As you drive north on Parker Dam Road and just south of the dam itself there are lots and lots of wild burros wandering the road. There are plenty of signs warning you to be careful and if you stop, watch out, they will surround your car. Obviously, some people have been feeding them, which of course, is the wrong thing to do. The signs warn you not to harass the burros but it is actually the opposite, they harass you. Do not stop!
The Desert Bar
North of Parker along Cienega Springs Rd is The Desert Bar also known as the Nellie E Saloon in the Buckskin Mountains named after the old mining claim in the area. A great place to visit, have a drink, and soak up the atmosphere. In the winter they are only open on Saturdays and Sundays during the day but do have live music. A fun place. We visited there with Leigh and Brian from Aluminarium and had a few drinks and some nice conversation in the setting sun.
Three Dunes Hike
We ventured out one day for a 7 mile hike to Three Dunes in Cattail Cove State Park. We started from a rest area on mile marker 170 along Hwy 95 in Arizona and hiked the gradual downward descent to the Colorado River. We arrived to a beautiful cove area with a few sand dunes, lots of picnic tables and restrooms and not a soul around. The weather had been rainy the past few days so it was overcast and dry and perfect hiking temperature. We did keep our eye on the sky in case of flash flooding and of course, always had a plan for a way out. You just never know.

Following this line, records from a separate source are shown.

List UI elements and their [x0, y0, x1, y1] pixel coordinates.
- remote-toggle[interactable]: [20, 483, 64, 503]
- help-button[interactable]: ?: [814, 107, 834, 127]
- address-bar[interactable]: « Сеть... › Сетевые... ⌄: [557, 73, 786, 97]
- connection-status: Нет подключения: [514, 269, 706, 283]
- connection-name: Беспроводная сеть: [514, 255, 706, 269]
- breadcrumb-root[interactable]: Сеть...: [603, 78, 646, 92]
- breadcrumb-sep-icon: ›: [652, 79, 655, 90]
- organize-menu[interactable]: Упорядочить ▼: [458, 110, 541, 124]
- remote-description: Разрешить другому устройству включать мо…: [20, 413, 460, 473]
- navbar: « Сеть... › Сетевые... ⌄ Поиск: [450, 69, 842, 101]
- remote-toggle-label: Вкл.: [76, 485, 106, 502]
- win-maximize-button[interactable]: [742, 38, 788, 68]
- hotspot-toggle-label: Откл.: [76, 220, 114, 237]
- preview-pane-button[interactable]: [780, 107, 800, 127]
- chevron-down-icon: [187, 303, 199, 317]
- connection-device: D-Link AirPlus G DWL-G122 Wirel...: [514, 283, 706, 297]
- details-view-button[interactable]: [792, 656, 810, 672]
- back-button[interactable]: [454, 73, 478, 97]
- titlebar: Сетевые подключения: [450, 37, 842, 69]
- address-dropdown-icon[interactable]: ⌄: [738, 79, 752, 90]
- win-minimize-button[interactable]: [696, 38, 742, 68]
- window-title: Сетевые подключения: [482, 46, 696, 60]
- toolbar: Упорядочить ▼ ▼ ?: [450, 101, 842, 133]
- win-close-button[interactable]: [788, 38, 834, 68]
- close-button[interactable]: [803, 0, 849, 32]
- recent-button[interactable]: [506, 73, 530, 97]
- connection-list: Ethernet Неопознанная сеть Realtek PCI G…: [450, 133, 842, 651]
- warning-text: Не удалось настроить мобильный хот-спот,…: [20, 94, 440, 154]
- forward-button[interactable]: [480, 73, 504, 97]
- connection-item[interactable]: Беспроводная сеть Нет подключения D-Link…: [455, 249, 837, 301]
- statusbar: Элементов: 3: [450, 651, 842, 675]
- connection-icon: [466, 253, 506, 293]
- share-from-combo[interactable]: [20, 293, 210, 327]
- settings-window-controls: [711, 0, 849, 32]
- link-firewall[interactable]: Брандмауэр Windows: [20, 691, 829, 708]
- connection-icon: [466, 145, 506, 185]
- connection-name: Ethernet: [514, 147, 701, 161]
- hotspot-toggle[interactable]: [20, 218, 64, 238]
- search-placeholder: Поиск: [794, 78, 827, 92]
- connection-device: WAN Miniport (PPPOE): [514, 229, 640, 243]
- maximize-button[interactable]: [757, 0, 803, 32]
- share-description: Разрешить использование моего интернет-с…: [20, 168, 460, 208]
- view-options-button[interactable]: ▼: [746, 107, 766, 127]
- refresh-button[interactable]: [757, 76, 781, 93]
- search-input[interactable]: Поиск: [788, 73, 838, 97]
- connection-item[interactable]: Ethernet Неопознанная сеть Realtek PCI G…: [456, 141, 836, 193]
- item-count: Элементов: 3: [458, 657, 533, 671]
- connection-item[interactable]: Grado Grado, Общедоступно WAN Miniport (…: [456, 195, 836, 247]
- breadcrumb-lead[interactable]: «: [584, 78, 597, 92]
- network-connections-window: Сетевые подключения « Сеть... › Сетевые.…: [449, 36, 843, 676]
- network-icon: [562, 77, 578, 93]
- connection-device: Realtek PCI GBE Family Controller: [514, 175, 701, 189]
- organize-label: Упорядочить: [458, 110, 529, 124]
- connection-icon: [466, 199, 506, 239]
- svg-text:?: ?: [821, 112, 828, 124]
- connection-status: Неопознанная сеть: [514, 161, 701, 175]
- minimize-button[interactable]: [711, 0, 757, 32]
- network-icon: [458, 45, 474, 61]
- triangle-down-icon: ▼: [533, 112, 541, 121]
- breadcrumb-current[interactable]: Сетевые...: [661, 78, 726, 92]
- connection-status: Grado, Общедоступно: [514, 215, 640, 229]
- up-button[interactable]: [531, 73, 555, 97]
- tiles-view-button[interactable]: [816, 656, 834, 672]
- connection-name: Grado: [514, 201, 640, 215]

It is a beautiful area and you could see the Cattail Cove campground in the distance and you could hear the loons out on the lake.

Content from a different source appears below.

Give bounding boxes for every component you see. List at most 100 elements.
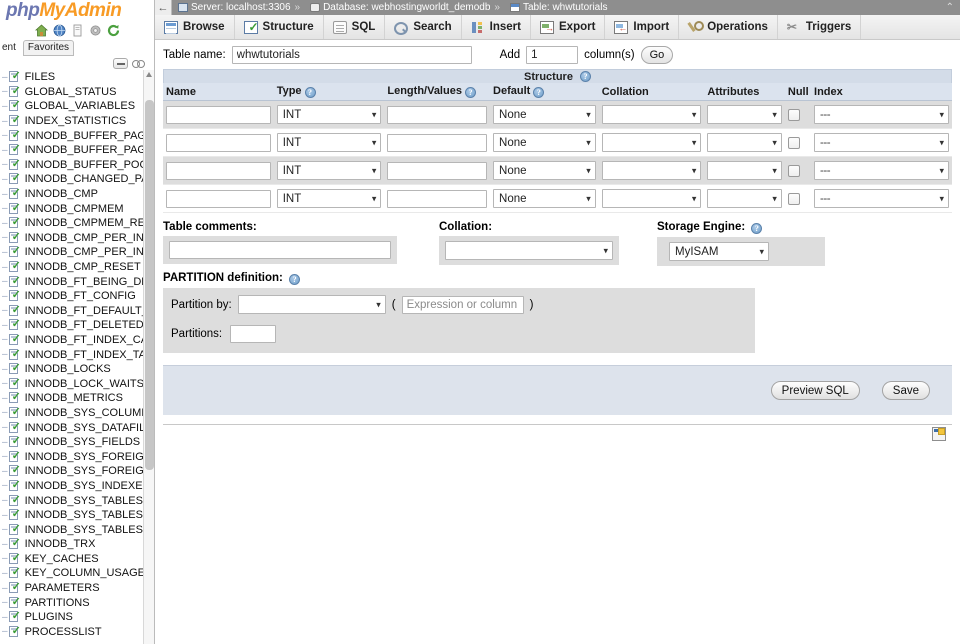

A beautiful hike with scenic views.
CAP Peninsular Trail
Along Highway 95 north of Parker next to the Bill Williams National Wildlife Refuge is the Central Arizona Project (CAP) Peninsular Trail. A mile and a half of walkways, some paved, some not, with benches, ramadas, and interpretive signs along a peninsular which jets out into Lake Havasu. The trail is even lit up at night with the use of solar panels. Due to the issues of the lake have such a sharp shoreline which makes it difficult to fish without a boat, this area has fishing docks all along the trail. It is a lovely area for a short little walk and a view out onto Lake Havasu.